Brother, it doesn't have to be that your lodge is slated to go dark. Says who and by what right of authority do they speak this?

I think that you're so new that you haven't gained an appreciation of what's called membership value, actual & potential. 

You guys are the lodge now. 

It began just as soon as you all were raised to the Sublime Degree of Master Mason.

It has to be the will & pleasure of you new guys to step in and step up to save your lodge, then you'll come up with a plan asap. I'm afraid i can't see that drive. But hopefully i'm wrong.

Of course, there's another lodge waiting in the wing to welcome you and take you all in. Always will be. 

Let's say that you all make a move to a new lodge. What is the plan then? Sit on the sidelines and watch? Do not become active in the operating affairs just like in the old lodge? Don't learn the many duties of lodge officers & members? Don't gain an awareness of where your money is going and what are the operating expenses of your lodge? 

The time to do something is now. At four years in a lodge, you're not as new as you'd like to think you are. 

Get involved and set fires starting with setting one under your own asses. What are you waiting on?


----------



## JonnyMM (Apr 11, 2017)

Meetings have been had...grievances have been addressed...plans discussed and now being executed...new Master in the chair and the winds of change blowing full force...no one wanted to see the lodge close...we can't get involved if we're not included in these discussions! Many thanks for the guidance lads...let's hope things change for the better...but three degrees later I still feel robbed of a very profound experience. Both me and the brother raised with me were left wondering what we'd become. We had no mentor nor any explanation of what we were to become. It has been acknowledged that things had not been conducted in the correct manner and it's taken the threat of several of us leaving to get these issues addressed.   

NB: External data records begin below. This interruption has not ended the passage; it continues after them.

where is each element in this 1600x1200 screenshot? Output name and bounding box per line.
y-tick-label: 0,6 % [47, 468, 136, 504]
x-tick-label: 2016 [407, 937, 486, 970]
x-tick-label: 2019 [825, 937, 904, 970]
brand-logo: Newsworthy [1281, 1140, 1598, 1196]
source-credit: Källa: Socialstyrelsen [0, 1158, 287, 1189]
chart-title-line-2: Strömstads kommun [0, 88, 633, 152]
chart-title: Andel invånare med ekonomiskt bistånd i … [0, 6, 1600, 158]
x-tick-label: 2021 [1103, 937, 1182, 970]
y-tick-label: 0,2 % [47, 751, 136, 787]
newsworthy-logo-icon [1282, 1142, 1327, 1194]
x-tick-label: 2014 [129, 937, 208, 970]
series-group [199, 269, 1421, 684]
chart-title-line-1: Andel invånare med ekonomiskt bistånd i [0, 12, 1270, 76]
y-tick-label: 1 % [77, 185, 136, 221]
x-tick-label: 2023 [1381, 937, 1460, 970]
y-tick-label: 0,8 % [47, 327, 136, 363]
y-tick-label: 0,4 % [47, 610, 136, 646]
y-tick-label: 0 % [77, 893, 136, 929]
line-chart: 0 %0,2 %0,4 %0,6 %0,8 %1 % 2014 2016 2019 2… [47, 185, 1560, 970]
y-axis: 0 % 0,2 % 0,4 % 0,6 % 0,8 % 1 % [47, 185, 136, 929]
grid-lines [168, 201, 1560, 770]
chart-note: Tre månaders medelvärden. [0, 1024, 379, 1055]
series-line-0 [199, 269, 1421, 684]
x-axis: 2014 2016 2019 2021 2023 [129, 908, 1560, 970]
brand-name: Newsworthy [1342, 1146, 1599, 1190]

Sent from my iPhone using My Freemasonry mobile app


----------



## Warrior1256 (Apr 11, 2017)

JonnyMM said:


> It has been acknowledged that things had not been conducted in the correct manner and it's taken the threat of several of us leaving to get these issues addressed.


Good luck. I hope that things work out well.


----------



## BullDozer Harrell (Apr 12, 2017)

JonnyMM said:


> Meetings have been had...grievances have been addressed...plans discussed and now being executed...new Master in the chair and the winds of change blowing full force...no one wanted to see the lodge close...we can't get involved if we're not included in these discussions! Many thanks for the guidance lads...let's hope things change for the better...but three degrees later I still feel robbed of a very profound experience. Both me and the brother raised with me were left wondering what we'd become. We had no mentor nor any explanation of what we were to become. It has been acknowledged that things had not been conducted in the correct manner and it's taken the threat of several of us leaving to get these issues addressed.
> 
> 
> Sent from my iPhone using My Freemasonry mobile app


Well that's good news. Good luck moving forward in an active role within your lodge.

Use new duties and responsibilities that might come your way to help shape your lodge.


----------



## JonnyMM (Apr 13, 2017)

Many thanks for the assistance in this matter gents.


Sent from my iPhone using My Freemasonry mobile app


----------